Mais cet approfondissement du cours impérialiste et agressif de la politique extérieure française ne tombe pas du ciel. Le terrain a été préparé, et par la droite, et par la gauche, au cours des dernières années. On pensera, tout d’abord, à l’intervention en Libye, sous la houlette de Nicolas Sarkozy, avec la bénédiction du PS français, puis, sous Hollande, avec l’intervention au Mali, sans même parler de la guerre contre la Serbie et le Kosovo, en 1999, qui n’avait d’humanitaire que le nom et qui, à l’inverse, permit l’expansion de l’OTAN en Europe de l’Est, ou encore de la « guerre contre le terrorisme » et surtout contre l’Afghanistan, menée tambour battant par le gouvernement de la « Gauche Plurielle » auquel participaient tant le PCF que Jean-Luc Mélenchon et dont on voit, aujourd’hui, les résultats.
De quel droit bombarder ?
Obama, ses ministres et son administration s’attachent ã faire valoir qu’une agression militaire contre la Syrie serait bien différente de la campagne menée par George Bush et ses faucons « néo-conservateurs » contre l’Irak de Saddam Hussein en mars 2003. Mais les arguments avancés par la France comme par les Etats-Unis pour légitimer une intervention, notamment au sujet de l’usage par l’armée régulière syrienne d’armes chimiques dans les faubourgs de Damas le 21 août, sont plus que discutables. Nombreux sont d’ailleurs les analystes qui soulignent que tant le camp pro-Assad que les « rebelles » syriens ont probablement eu recours, ces derniers mois, ã des armes non conventionnelles et chimiques.

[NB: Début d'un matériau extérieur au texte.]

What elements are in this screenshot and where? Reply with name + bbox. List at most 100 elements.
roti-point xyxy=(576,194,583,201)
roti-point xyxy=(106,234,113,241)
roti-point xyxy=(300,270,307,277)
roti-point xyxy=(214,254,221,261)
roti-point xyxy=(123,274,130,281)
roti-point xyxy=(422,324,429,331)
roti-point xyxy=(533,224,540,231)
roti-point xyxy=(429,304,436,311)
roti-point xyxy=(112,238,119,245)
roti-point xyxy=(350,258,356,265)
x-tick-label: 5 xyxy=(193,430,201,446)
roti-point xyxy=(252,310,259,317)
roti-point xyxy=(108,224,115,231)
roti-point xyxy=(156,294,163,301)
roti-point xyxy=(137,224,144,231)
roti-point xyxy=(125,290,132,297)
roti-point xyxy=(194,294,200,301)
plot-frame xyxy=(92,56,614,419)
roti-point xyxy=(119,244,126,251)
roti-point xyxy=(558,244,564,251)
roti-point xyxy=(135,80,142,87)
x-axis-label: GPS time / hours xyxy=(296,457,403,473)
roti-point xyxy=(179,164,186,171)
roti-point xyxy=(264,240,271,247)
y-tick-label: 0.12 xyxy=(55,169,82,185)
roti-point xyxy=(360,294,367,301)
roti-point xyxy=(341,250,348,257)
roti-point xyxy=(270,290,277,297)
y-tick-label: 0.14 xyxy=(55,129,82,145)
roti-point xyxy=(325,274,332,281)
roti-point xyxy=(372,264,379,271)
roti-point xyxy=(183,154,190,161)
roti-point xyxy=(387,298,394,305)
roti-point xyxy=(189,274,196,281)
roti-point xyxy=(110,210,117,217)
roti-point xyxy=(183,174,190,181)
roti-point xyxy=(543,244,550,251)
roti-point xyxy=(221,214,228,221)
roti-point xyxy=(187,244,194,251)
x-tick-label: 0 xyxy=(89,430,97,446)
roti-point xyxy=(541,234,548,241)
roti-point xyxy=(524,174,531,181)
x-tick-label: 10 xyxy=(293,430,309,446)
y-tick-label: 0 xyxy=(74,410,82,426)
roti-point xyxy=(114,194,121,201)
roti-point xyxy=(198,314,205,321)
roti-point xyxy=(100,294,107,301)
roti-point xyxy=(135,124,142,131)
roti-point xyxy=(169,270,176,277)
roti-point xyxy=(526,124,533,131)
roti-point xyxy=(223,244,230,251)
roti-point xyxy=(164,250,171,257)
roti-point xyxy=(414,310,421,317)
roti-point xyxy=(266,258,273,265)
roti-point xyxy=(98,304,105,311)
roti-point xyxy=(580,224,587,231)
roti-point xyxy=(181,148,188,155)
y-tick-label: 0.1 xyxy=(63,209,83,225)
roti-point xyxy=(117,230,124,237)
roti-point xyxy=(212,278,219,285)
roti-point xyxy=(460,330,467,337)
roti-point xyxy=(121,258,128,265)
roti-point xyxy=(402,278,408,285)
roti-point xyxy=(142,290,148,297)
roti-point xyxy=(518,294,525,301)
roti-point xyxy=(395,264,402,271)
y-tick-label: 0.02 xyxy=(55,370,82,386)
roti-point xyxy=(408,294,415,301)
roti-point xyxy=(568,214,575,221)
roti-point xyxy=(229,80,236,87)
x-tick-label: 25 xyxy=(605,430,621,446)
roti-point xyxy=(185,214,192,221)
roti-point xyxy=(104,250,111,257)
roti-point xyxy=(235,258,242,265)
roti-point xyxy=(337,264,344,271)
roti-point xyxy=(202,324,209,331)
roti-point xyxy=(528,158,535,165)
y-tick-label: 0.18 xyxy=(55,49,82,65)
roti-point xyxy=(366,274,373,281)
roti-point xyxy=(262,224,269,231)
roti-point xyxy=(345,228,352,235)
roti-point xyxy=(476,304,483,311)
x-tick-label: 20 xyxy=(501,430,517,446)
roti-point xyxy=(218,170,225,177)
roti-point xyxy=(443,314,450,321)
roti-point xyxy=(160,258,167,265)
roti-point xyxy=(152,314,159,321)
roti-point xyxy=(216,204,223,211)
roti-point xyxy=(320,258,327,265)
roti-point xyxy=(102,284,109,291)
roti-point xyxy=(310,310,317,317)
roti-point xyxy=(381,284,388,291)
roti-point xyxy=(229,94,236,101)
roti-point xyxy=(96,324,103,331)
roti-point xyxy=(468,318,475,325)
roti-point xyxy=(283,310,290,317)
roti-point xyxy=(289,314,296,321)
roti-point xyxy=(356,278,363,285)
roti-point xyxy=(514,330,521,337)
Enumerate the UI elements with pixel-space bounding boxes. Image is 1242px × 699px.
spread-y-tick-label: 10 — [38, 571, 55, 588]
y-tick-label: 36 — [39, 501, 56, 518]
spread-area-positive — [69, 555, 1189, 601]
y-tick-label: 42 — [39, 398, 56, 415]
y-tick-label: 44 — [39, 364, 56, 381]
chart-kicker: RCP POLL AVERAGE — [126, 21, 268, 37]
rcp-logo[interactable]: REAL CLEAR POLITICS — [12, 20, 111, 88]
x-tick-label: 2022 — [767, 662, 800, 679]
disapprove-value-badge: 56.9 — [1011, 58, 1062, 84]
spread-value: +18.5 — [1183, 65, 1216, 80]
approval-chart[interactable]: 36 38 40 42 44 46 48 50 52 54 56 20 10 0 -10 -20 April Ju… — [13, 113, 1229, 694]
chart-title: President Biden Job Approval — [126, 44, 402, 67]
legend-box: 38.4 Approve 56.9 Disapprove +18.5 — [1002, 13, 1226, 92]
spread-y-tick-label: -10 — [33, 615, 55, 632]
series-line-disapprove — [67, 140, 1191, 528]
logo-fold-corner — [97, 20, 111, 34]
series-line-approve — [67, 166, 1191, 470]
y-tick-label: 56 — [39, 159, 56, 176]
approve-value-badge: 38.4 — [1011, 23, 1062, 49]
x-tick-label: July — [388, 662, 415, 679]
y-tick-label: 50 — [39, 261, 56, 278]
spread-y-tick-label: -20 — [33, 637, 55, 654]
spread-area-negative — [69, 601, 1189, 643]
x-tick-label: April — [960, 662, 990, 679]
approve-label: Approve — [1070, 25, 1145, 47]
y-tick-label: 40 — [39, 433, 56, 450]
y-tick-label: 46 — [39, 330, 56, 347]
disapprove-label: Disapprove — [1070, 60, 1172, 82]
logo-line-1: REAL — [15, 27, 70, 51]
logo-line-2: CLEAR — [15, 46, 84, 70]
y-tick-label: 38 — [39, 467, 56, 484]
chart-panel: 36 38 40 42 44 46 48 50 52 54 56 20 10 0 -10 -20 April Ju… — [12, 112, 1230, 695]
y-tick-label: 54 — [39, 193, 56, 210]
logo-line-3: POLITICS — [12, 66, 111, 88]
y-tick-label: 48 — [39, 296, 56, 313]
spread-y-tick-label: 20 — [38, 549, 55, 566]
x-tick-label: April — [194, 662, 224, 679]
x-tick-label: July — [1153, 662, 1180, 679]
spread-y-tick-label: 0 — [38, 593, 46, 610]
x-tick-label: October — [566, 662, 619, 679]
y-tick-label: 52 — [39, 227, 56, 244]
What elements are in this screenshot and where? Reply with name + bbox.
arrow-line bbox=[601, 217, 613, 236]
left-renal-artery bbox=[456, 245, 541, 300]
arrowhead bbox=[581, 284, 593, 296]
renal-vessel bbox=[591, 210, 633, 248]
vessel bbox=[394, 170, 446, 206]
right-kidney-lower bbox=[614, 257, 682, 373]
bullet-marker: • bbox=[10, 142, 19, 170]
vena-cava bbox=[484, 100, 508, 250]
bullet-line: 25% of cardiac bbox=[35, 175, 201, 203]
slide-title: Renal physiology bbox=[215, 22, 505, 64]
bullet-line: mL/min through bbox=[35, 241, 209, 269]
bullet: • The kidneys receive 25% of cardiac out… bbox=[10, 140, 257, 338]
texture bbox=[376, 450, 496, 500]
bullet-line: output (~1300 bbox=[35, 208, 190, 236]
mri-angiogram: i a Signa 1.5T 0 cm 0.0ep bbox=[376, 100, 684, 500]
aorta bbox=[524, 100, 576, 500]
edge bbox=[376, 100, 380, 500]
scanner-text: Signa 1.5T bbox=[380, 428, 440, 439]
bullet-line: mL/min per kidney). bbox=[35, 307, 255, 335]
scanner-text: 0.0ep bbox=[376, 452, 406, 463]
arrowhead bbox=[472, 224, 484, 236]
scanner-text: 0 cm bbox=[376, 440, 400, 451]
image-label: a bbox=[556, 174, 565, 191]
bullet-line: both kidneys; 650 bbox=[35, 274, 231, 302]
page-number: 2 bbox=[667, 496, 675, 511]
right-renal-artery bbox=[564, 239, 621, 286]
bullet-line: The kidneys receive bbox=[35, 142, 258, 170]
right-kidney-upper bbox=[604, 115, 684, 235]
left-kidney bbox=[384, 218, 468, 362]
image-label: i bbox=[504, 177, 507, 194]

Mais la question du droit ã bombarder est un peu plus complexe encore que « les preuves » irréfutables apportées par les services secrets occidentaux. De quel droit la France des massacres de Madagascar de 1947, de la sale guerre au Kamerun contre les populations civiles, de la guerre d’Indochine et de la guerre d’Algérie, où Paris n’a pas hésité de recourir à la torture, aux déplacements massifs de populations et aux bombardements, de quel droit la France pourrait s’ériger en arbitre de la légalité internationale ? Cela va sans dire que le doute est de mise, également, du côté des Etats-Unis, le pays des massacres de la guerre du Viet-Nam, dont Mi-Lay n’est que l’exemple le plus tragiquement célèbre, des bombardements à l’agent orange sur toute la péninsule indochinoise, de la vente d’armes chimiques pour que Saddam Hussein les utilise contre l’Iran dans les années 1980, le pays des attaques au phosphore blanc et à l’uranium appauvri contre les populations civiles lors de la bataille de Falloujah, en novembre et décembre 2004, suite à l’invasion de l’Irak.
De quels « droit humanitaire », « devoir d’intervention » ou « légalité internationale » parlez-vous, messieurs Obama, Kerry et Hollande ? Du droit des impérialistes ã agir comme des puissances impérialistes. Votre cynisme nous fait horreur.